Furniture makers Seth Weizenecker and Mike Javidi analyze a piece...

Furniture makers Seth Weizenecker and Mike Javidi analyze a piece of tree trunk from an historic elm tree taken down in Greenport's Third Street park. (June 13, 2012) Credit: Erin Geismar

Mike Javidi put his hand on a the rough, damp bark of the massive cut of a tree trunk in front of him.

It was at least four feet in diameter and came from the mid-section of an historic elm tree cut down from Third Street Park in Greenport.

Mayor David Nyce put out a call to artists via Facebook to come claim a piece of the wood for a project of their choosing.

Javidi, a furniture maker with a store in Greenport, was one of the first to show and he was eyeing an impossible piece.

“How big is the mill?” he asked, referring to a Mattituck-based saw mill that was going to turn the trunk into planks for the furniture makers.

“Not that big,” said Nyce with a laugh. But Nyce, also a furniture maker, saw the temptation of the great trunk.

They both marveled at the beauty of the wood and what they might find when they cut into it. Nyce said the elm was more than 100 years old, but most of its limbs were hollow and weak and began to fall during storms.

“We can’t really have a dangerous tree in a playground,” he said, so it had to be removed.

Nyce got the idea for giving away the wood to artists from a coffee-table book he received from his wife years ago that included a story about a village in England that undertook the same project. The artists will have about a year to work with the wood, documenting it along the way, and there will be an art show and auction in the fall.

The money made from auctioning off the pieces will benefit the village’s Tree Committee, which manages the care and maintenance of the village’s trees.

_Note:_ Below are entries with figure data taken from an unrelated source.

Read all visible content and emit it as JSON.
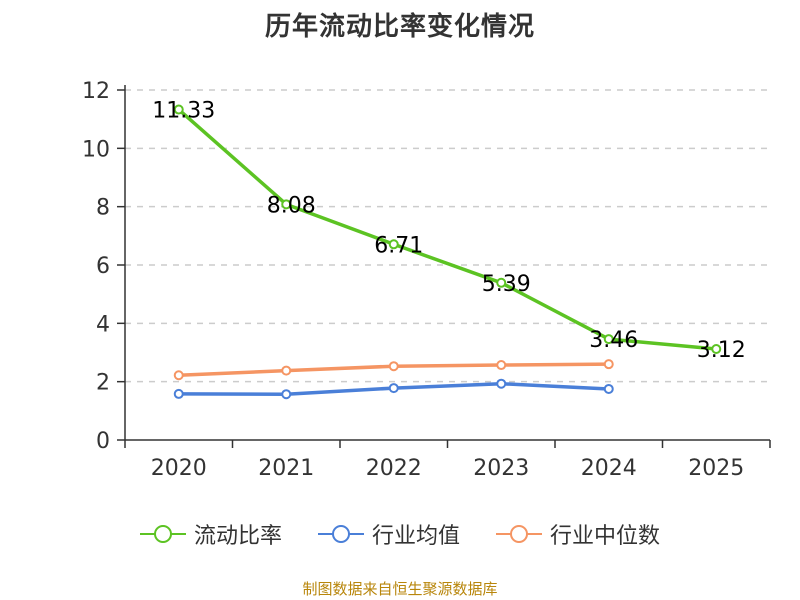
{
  "chart_data": {
    "type": "line",
    "title": "历年流动比率变化情况",
    "categories": [
      "2020",
      "2021",
      "2022",
      "2023",
      "2024",
      "2025"
    ],
    "ylim": [
      0,
      12
    ],
    "yticks": [
      0,
      2,
      4,
      6,
      8,
      10,
      12
    ],
    "grid": true,
    "legend_position": "bottom",
    "series": [
      {
        "name": "流动比率",
        "color": "#5cc323",
        "values": [
          11.33,
          8.08,
          6.71,
          5.39,
          3.46,
          3.12
        ],
        "labels": [
          "11.33",
          "8.08",
          "6.71",
          "5.39",
          "3.46",
          "3.12"
        ]
      },
      {
        "name": "行业均值",
        "color": "#4a7fd8",
        "values": [
          1.58,
          1.57,
          1.78,
          1.93,
          1.75,
          null
        ]
      },
      {
        "name": "行业中位数",
        "color": "#f59563",
        "values": [
          2.22,
          2.38,
          2.53,
          2.57,
          2.6,
          null
        ]
      }
    ]
  },
  "footer": {
    "source": "制图数据来自恒生聚源数据库"
  }
}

Nyce, who plans to make a bench out of the stump still in the ground at the park, said he received between 15 and 20 responses from artists, and he was beginning to meet with them this week to divvy up the pieces of wood.

Javidi said he wants to make a table, but the design and final idea would be dictated by the wood. He said a lot would be determined when the pieces get opened up and he could see the natural pattern of the wood.

Seth Weizenecker, another furniture maker from North Carolina visiting to help Javidi with a project, said it’s always exciting to see a big tree trunk like that and imagine the possibilities - only to be surprised by the what you find when you open it up.

He speculated the wood could be worth something by some external signs of the figure of the wood inside -- depending on how it grew, it could show waves or small black circles, called bird’s eye, which is rare.

“It’s the genetics of the tree,” he said. “It’s like freckles in a person. It’s in their genetics. It’s a special feature.”

Nyce said he liked the idea of giving the wood to artists because of the care they would show for the historic part of the village.

“It’s a great way to show respect for the tree,” he said.